Well, there was nothing he could do to change their opinions anyway.
The door to the storeroom creaked open, and Nick looked up from the spot on the floor near his feet. Ellis walked into the room, hands shoved in his pockets, looking agitated. Had there been fighting? Must’ve been. It was a surprise, since Ellis had been adamant about not fighting anymore, but Nick supposed he must have been a bad influence on the poor guy.
He took a moment to recall how words worked, and asked, “What happened?”
Ellis looked up from the ground at him, and frowned deeply.

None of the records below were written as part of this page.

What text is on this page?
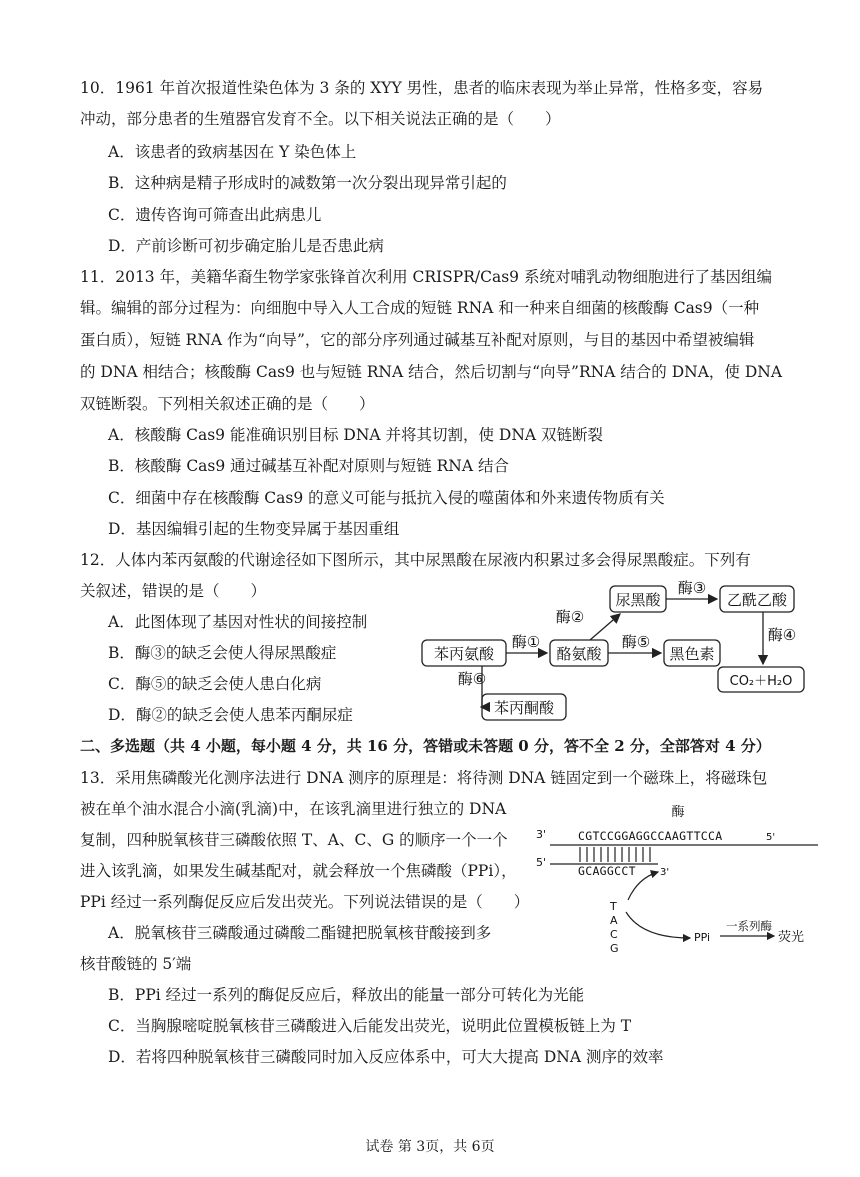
10．1961 年首次报道性染色体为 3 条的 XYY 男性，患者的临床表现为举止异常，性格多变，容易
冲动，部分患者的生殖器官发育不全。以下相关说法正确的是（　　）
A．该患者的致病基因在 Y 染色体上
B．这种病是精子形成时的减数第一次分裂出现异常引起的
C．遗传咨询可筛查出此病患儿
D．产前诊断可初步确定胎儿是否患此病
11．2013 年，美籍华裔生物学家张锋首次利用 CRISPR/Cas9 系统对哺乳动物细胞进行了基因组编
辑。编辑的部分过程为：向细胞中导入人工合成的短链 RNA 和一种来自细菌的核酸酶 Cas9（一种
蛋白质），短链 RNA 作为“向导”，它的部分序列通过碱基互补配对原则，与目的基因中希望被编辑
的 DNA 相结合；核酸酶 Cas9 也与短链 RNA 结合，然后切割与“向导”RNA 结合的 DNA，使 DNA
双链断裂。下列相关叙述正确的是（　　）
A．核酸酶 Cas9 能准确识别目标 DNA 并将其切割，使 DNA 双链断裂
B．核酸酶 Cas9 通过碱基互补配对原则与短链 RNA 结合
C．细菌中存在核酸酶 Cas9 的意义可能与抵抗入侵的噬菌体和外来遗传物质有关
D．基因编辑引起的生物变异属于基因重组
12．人体内苯丙氨酸的代谢途径如下图所示，其中尿黑酸在尿液内积累过多会得尿黑酸症。下列有
关叙述，错误的是（　　）
A．此图体现了基因对性状的间接控制
B．酶③的缺乏会使人得尿黑酸症
C．酶⑤的缺乏会使人患白化病
D．酶②的缺乏会使人患苯丙酮尿症
苯丙氨酸	酪氨酸
尿黑酸	乙酰乙酸
黑色素
CO₂＋H₂O
苯丙酮酸
酶①
酶②
酶③
酶⑤	酶④
酶⑥
二、多选题（共 4 小题，每小题 4 分，共 16 分，答错或未答题 0 分，答不全 2 分，全部答对 4 分）
13．采用焦磷酸光化测序法进行 DNA 测序的原理是：将待测 DNA 链固定到一个磁珠上，将磁珠包
被在单个油水混合小滴(乳滴)中，在该乳滴里进行独立的 DNA
复制，四种脱氧核苷三磷酸依照 T、A、C、G 的顺序一个一个
进入该乳滴，如果发生碱基配对，就会释放一个焦磷酸（PPi），
PPi 经过一系列酶促反应后发出荧光。下列说法错误的是（　　）
A．脱氧核苷三磷酸通过磷酸二酯键把脱氧核苷酸接到多
核苷酸链的 5′端
B．PPi 经过一系列的酶促反应后，释放出的能量一部分可转化为光能
C．当胸腺嘧啶脱氧核苷三磷酸进入后能发出荧光，说明此位置模板链上为 T
D．若将四种脱氧核苷三磷酸同时加入反应体系中，可大大提高 DNA 测序的效率
酶
3'	CGTCCGGAGGCCAAGTTCCA	5'
5'
GCAGGCCT 3'
T
A
C
G
PPi
一系列酶
荧光
试卷 第 3页，共 6页
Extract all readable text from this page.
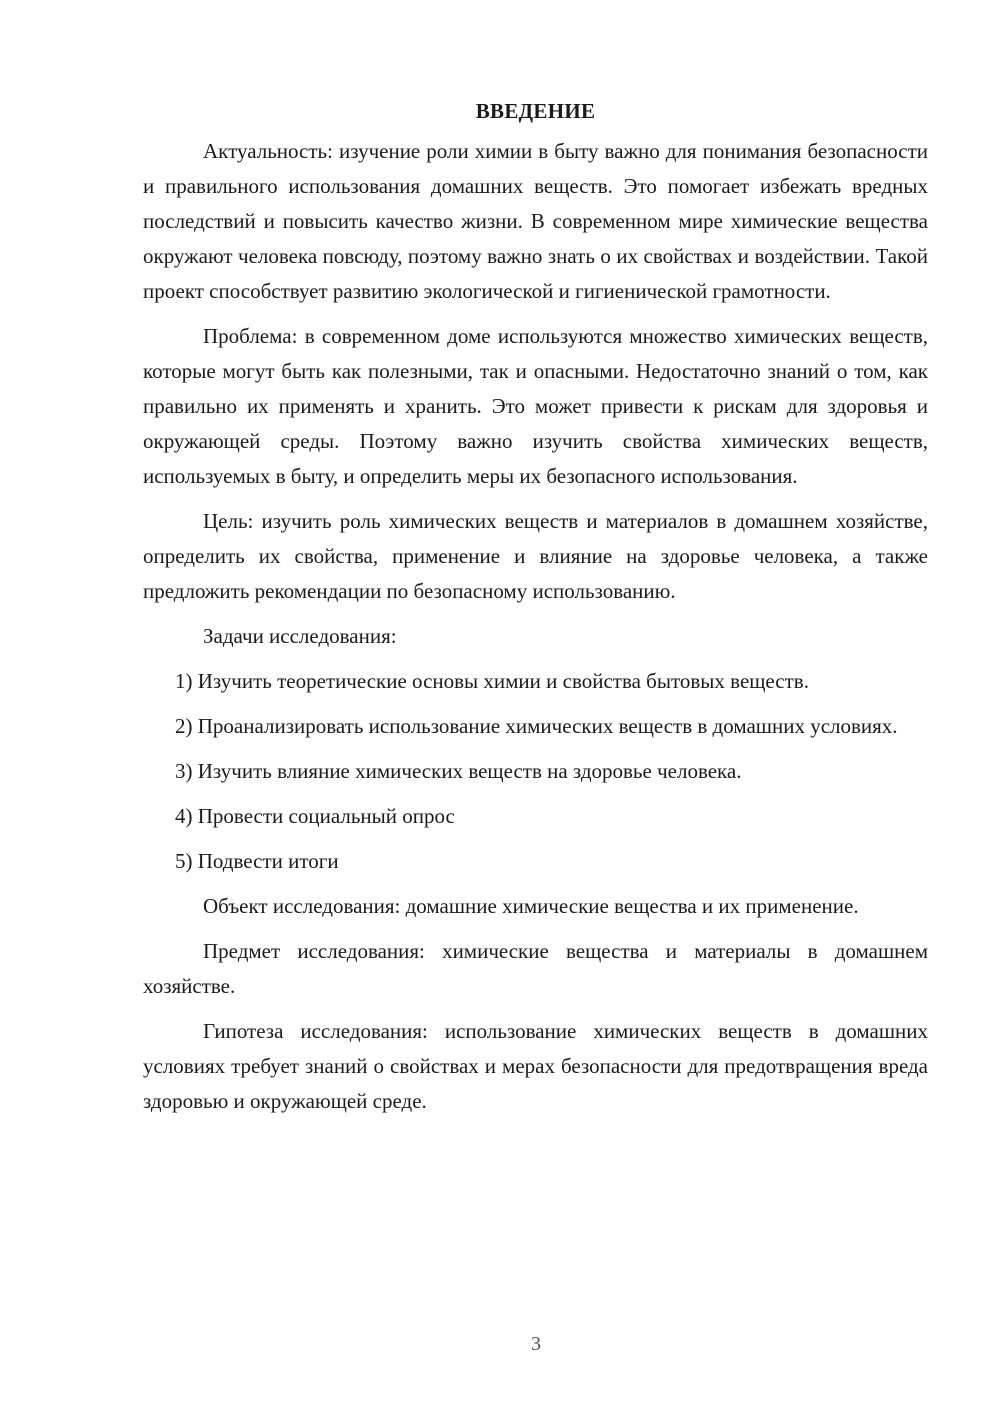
ВВЕДЕНИЕ

Актуальность: изучение роли химии в быту важно для понимания безопасности и правильного использования домашних веществ. Это помогает избежать вредных последствий и повысить качество жизни. В современном мире химические вещества окружают человека повсюду, поэтому важно знать о их свойствах и воздействии. Такой проект способствует развитию экологической и гигиенической грамотности.

Проблема: в современном доме используются множество химических веществ, которые могут быть как полезными, так и опасными. Недостаточно знаний о том, как правильно их применять и хранить. Это может привести к рискам для здоровья и окружающей среды. Поэтому важно изучить свойства химических веществ, используемых в быту, и определить меры их безопасного использования.

Цель: изучить роль химических веществ и материалов в домашнем хозяйстве, определить их свойства, применение и влияние на здоровье человека, а также предложить рекомендации по безопасному использованию.

Задачи исследования:

1) Изучить теоретические основы химии и свойства бытовых веществ.

2) Проанализировать использование химических веществ в домашних условиях.

3) Изучить влияние химических веществ на здоровье человека.

4) Провести социальный опрос

5) Подвести итоги

Объект исследования: домашние химические вещества и их применение.

Предмет исследования: химические вещества и материалы в домашнем хозяйстве.

Гипотеза исследования: использование химических веществ в домашних условиях требует знаний о свойствах и мерах безопасности для предотвращения вреда здоровью и окружающей среде.

3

After a beat, he replied, “Coach and Rochelle left. Well, they better’ve left.” He added under his breath, but Nick didn’t miss it.
“Why?” He asked, and the look Ellis gave him made feel like a moron for asking.
Nevertheless, the guy replied, “They didn’ wanna be hangin’ around you dangerous folk.”
Nick snorted at the sarcasm – Ellis in a bad mood was an Ellis he could probably get along with, actually. The revelation alone was hilarious to him. Ellis sat down on Dal’s other side, hands in his lap, knees crossed.
“What’re we gonna do, anyway? You got any destination in mind?” Ellis asked, never looking at him, “I mean, we can’t jus’ take Dal into a safe zone anyways, right? They’d rush ‘im to the labs.”
Nick nodded in agreement, “I was thinking about that, too. I dunno, El,” He concluded, using the nickname that Ellis didn’t like. “I guess we’ll just have to find some place to hole up until the infected all die off. Shouldn’t take too long, I think.”
Ellis didn’t reply. “Probably find some town with a Walmart that’s got a pretty low population.” Nick continued, “That should serve us until this mess is done and over with.”
“Do you think Dal’ll recover from it?” The hick asked, and Nick looked over at him, “I mean, do you think he’ll jus’ get better eventually? Like a reg’lar flu?”
It was actually a very thought-provoking question, and Nick didn’t have an answer for it. Dal shifted against him, adjusting himself until he was lying on his side, head resting on Nick’s thigh. He seemed inclined to want to sleep at that point, and the conman couldn’t blame him. He stared down at the kid’s head, hand now resting on his arm instead of his shoulder, and sighed heavily.
“I don’t know,” he replied quietly, leaning back and closing his eyes. “I hope so.”
If Ellis replied, Nick didn’t hear him. He fell asleep, uncomfortable and exhausted, finding room in his cluttered head to hope that Coach and Rochelle made it to safety in the end. They deserved to have that, just so long as they got it as far away from Nick as possible.